Enfin, la cérémonie d’ouverture n’a pas encore eu lieu qu’il faut déjà songer à l’après-Jeux. Une stratégie d’héritage. Dès à présent, Bruno Marie-Rose réfléchit à la pérennisation de la technologie mise en place pour les Jeux – IT, cybersécurité, méthodes… – au sein du mouvement sportif, en animant notamment un club des DSI des fédérations sportives nationales.


Sommaire

1. Les applications d’une entreprise pas tout à fait comme les autres

Les Jeux Olympiques sont une formidable entreprise qui compte 13,5 millions de clients, les spectateurs sur site, et qui doit aussi gérer près de 15 000 athlètes et 45 000 volontaires lors des épreuves. Son système d’information marie des applications très spécialisées comme la billetterie, la logistique des Jeux, mais aussi les progiciels mis en œuvre par toute entreprise moderne.

2. Priorité au pragmatisme pour l’architecture du SI

Système d’information particulièrement hétérogène, l’informatique des Jeux se caractérise par un recours quasi-systématique au cloud et aux API. Étant donné son caractère éphémère, les architectes ont misé sur le pragmatisme pour éviter au maximum de rigidifier un SI au développement ultra-rapide.

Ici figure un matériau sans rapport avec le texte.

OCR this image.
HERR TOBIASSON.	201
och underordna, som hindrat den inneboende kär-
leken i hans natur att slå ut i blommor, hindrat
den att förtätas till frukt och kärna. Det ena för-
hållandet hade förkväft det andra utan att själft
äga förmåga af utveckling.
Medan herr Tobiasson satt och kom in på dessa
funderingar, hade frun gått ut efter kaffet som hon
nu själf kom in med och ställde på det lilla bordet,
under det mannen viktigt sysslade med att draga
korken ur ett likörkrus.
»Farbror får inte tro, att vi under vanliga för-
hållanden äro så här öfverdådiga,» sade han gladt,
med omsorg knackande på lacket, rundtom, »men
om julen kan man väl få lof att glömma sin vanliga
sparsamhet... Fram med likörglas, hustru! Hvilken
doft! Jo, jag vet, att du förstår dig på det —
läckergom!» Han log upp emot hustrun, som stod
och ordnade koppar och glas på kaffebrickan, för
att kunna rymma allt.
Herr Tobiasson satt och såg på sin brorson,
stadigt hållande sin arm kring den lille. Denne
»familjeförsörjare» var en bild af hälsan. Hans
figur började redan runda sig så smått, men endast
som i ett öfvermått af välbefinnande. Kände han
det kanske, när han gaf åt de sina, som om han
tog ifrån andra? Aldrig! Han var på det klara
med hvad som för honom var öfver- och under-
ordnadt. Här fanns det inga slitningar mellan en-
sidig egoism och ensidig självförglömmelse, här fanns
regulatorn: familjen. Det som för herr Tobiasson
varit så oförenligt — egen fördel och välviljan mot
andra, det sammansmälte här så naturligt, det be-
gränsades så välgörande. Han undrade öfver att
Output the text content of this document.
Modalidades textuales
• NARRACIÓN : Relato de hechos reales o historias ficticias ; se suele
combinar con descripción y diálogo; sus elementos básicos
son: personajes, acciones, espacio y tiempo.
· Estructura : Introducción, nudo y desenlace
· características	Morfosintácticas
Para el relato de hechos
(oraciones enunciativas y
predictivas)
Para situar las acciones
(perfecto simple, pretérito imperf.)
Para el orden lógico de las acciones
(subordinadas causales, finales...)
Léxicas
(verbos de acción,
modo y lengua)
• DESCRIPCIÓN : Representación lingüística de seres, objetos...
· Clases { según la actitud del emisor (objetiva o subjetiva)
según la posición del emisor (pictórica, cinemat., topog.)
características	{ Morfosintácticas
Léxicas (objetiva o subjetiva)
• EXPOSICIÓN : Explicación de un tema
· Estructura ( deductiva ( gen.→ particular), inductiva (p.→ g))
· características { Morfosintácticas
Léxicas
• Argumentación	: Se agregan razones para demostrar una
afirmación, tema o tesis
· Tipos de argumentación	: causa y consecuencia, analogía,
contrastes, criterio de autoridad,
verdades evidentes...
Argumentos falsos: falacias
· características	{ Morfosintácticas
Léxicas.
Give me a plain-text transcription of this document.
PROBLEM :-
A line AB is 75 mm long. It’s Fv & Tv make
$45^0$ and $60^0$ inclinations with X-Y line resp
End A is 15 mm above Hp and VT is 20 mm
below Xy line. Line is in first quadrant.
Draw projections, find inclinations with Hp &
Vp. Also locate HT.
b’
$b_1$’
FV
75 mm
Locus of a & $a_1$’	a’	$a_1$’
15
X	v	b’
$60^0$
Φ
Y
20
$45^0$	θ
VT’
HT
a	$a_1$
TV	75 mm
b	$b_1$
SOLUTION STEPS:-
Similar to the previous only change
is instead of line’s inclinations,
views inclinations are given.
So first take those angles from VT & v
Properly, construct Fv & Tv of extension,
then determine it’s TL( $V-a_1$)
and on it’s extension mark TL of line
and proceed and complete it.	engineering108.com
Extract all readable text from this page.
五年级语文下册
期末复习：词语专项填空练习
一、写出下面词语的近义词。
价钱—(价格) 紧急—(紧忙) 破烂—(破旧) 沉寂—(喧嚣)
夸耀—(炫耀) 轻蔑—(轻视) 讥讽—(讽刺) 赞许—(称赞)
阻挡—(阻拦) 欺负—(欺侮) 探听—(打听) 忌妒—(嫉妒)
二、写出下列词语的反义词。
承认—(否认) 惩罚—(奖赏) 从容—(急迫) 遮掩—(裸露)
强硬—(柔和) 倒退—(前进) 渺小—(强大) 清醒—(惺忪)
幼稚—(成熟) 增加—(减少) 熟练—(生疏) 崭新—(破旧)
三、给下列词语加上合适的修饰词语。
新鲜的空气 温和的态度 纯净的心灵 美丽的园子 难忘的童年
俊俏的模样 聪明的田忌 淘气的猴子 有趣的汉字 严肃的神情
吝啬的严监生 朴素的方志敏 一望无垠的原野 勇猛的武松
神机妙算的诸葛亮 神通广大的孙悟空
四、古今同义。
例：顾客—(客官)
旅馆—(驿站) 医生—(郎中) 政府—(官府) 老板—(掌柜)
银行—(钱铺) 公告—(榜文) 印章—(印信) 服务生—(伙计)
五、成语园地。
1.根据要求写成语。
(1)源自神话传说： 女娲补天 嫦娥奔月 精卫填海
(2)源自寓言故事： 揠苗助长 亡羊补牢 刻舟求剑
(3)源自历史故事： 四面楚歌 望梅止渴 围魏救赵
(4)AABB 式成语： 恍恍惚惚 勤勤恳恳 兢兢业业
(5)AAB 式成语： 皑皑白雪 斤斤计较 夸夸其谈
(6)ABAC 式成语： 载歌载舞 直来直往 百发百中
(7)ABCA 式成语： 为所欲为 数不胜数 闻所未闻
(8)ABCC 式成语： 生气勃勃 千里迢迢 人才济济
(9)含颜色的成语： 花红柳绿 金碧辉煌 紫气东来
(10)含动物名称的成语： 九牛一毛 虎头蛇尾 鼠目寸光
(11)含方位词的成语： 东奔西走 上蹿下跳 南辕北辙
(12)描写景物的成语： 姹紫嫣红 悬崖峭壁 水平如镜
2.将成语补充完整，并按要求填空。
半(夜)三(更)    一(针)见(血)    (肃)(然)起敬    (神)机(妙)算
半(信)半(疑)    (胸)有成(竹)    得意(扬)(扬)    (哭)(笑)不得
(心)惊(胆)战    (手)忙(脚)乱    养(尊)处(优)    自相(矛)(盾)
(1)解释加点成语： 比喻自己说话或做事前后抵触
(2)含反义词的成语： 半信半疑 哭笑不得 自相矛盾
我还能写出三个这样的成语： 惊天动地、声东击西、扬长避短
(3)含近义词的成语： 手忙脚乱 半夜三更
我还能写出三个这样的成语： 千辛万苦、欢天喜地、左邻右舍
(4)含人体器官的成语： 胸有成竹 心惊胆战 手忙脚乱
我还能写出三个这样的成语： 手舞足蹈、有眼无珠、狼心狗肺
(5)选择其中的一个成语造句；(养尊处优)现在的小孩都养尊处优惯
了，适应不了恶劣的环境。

3. Réseaux et télécoms : pas le droit à l’erreur !

À l’heure du tout numérique, le rôle des réseaux sera capital pour le bon déroulement des Jeux ainsi que pour leur couverture dans les médias. Seul responsable de l’ensemble des infrastructures de communication, Orange va exploiter son réseau fibre pour véhiculer les flux informatiques et les précieuses images des compétitions, avec un complément apporté par la 5G privée.

4. Un événement à haut risque cyber

En tant qu’événement de portée mondiale, les Jeux Olympiques et Paralympiques attirent l’attention d’un large public, mais aussi forcément de nombreux hackers. Chaque édition doit gérer des milliards d’incidents de sécurité plus ou moins graves, et parfois l’audace des attaquants menace l’organisation des Jeux. Paris 2024 s’y prépare activement depuis des mois et son SOC est prêt à Saint-Denis.

5. Une édition très digitale

Les Jeux de Paris auront un volet digital très développé, avec de multiples dispositifs mobiles afin d’engager les fans. L’objectif est de susciter l’engouement au niveau national comme internationalpour doper les ventes de billets et développer une forte audience sur les médias, avec des dispositifs CRM particulièrement performants.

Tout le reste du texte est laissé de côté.